Ricordiamo che Gpt-3 non è ancora aperto a tutti, a volte tocca aspettare per avere l’accesso, e stanno pensando di metterlo a pagamento. Per utilizzare l'intelligenza artificiale Playground, è necessario creare un account sul sito web di OpenAI. Nulla di inaccessibile Lo strumento OpenAI Playground consente di iniziare una conversazione. Vuole dire che gli puoi chiedere di eseguire calcoli, risolvere problemi e scrivere tesi o saggi. I risultati sono a volte straordinari, il testo generato sembra scritto da un essere umano. Tanto che il dipartimento dell'Istruzione di New York ha vietato l'uso di ChatGPT dopo avere scoperto che alcuni studenti hanno falsificato le loro prove d’esame.

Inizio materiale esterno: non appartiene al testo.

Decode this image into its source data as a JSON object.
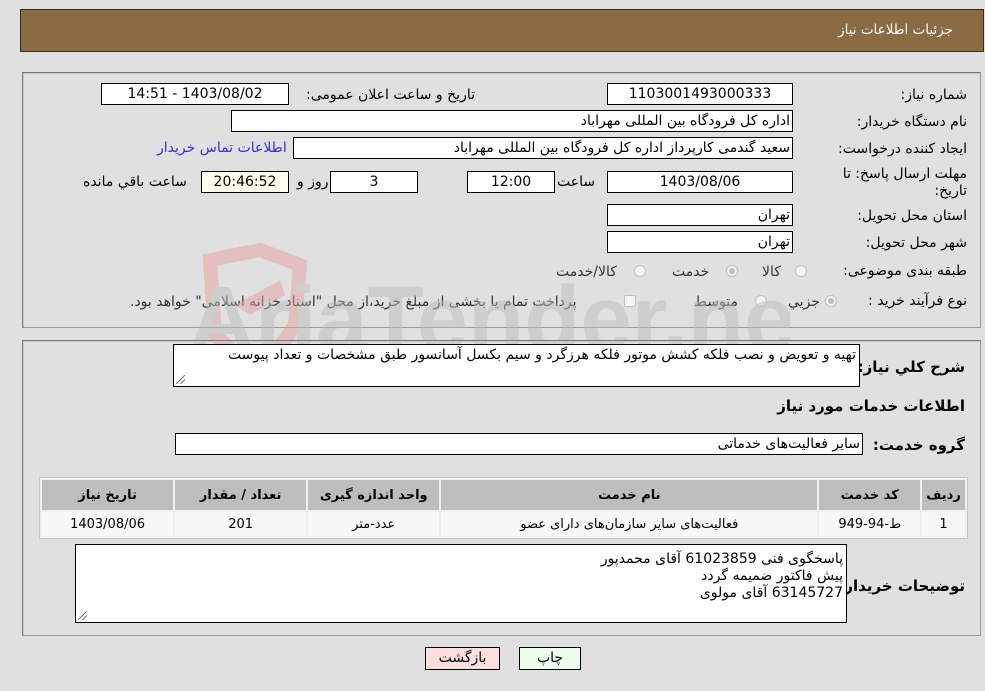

Capire se un testo è stato generato o meno da un'intelligenza artificiale è uno dei compiti più urgenti. E non solo per il mondo dell'istruzione. Ma anche in quello del lavoro. In primis per sdoganare le potenzialità della cosiddetta intelligenza artificiale generativa, ma anche per gestire le inquietudini ataviche di chi si è sentito e si sente in competizione con le macchine a prescindere da tutto e da tutti.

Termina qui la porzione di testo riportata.